En dépit de sa disposition généralement laissez-faire et coulante, Ted devait bien confesser qu'il existait une ou deux choses capables de l'irriter suprêmement. La principale – franchement, beaucoup considéreraient ça comme une vétille mais ça revenait si fréquemment que c'était vite passé tout en haut de la liste – était qu'on l'appelle Teddy, parce que les gens pensaient aussitôt teddy bear et il avait passé l'âge des nounours depuis belle lurette, merci bien.
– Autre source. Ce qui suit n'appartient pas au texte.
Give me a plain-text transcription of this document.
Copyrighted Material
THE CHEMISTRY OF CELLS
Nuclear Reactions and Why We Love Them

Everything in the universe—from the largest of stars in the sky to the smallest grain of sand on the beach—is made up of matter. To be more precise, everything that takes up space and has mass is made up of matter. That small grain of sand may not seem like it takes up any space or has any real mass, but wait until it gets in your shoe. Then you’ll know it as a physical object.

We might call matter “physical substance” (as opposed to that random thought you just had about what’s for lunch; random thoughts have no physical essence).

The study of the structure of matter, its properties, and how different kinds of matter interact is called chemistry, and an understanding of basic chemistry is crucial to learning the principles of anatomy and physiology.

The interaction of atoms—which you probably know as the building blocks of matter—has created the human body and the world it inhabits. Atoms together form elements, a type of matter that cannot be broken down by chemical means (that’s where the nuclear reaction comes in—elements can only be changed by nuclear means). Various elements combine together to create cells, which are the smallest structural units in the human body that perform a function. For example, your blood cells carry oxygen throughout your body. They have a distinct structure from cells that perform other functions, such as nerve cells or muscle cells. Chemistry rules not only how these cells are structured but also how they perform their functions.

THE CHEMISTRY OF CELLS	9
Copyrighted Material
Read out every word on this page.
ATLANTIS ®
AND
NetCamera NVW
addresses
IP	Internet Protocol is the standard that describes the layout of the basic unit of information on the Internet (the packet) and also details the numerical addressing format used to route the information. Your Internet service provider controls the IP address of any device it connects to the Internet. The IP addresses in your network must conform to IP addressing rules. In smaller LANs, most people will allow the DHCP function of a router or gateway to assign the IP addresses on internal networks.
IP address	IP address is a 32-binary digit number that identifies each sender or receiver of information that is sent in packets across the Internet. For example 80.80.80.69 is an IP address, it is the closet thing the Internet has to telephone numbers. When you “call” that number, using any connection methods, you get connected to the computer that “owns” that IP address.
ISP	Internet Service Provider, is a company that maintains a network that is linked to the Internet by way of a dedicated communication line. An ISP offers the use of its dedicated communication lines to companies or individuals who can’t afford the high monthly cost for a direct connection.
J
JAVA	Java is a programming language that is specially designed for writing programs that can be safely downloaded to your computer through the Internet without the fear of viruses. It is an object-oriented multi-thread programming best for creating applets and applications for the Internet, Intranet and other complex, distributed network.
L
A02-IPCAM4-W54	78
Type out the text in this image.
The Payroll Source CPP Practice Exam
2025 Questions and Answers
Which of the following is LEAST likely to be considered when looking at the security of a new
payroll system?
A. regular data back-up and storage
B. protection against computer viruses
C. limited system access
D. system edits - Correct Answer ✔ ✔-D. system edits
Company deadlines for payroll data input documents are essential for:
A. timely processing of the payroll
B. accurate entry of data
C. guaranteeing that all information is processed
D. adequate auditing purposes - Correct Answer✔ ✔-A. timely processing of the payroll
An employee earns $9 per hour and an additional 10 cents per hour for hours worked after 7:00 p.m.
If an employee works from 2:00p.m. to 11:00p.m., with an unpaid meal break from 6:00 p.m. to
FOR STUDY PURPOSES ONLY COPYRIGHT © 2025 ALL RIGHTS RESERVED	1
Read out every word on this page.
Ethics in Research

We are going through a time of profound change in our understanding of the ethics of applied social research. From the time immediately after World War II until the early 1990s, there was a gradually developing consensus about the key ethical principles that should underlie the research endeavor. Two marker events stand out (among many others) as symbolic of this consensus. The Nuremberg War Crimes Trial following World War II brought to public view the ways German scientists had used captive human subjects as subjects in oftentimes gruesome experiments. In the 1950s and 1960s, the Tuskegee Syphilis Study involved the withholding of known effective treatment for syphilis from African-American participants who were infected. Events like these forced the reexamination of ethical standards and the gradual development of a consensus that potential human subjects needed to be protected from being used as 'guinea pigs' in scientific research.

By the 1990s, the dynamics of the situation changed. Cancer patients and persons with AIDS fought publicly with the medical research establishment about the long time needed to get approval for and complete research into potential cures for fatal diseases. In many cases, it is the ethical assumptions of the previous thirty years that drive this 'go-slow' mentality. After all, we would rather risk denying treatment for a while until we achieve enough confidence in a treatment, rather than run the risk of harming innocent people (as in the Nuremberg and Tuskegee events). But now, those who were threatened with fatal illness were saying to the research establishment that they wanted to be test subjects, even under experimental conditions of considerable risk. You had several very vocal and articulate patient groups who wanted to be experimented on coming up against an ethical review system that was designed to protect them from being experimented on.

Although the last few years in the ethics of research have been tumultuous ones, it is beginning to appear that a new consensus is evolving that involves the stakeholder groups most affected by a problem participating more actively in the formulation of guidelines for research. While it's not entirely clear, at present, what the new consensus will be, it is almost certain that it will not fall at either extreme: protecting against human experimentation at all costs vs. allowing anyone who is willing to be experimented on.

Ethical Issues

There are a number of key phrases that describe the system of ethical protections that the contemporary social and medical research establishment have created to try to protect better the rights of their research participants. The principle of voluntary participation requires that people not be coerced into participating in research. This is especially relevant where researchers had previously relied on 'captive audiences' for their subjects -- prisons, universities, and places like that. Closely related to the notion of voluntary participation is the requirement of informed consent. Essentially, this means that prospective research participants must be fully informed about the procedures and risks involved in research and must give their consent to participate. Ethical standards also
Une autre était de se retrouver l'unique garçon résidant au bungalow d'Aphrodite. Ce n'était pas qu'il détestait ses sœurs, loin de là… bon, peut-être un peu, mais qui n'a jamais occasionnellement pris ses sœurs en grippe était ou une impossibilité existentielle ou un saint de premier plan. Bref, engueulades à part, il aimait son bataillon de sœurs, mais il aurait quand même voulu se sentir moins isolé au sein de la troupe. On a beau aimer la glace à la vanille, de temps à autre on veut juste du caramel.

Heureusement et de manière tout à fait surprenante, ses prières s'étaient apparemment vues exaucées.

« Et alors, Tonks, on a hâte de retrouver sa smalah ? »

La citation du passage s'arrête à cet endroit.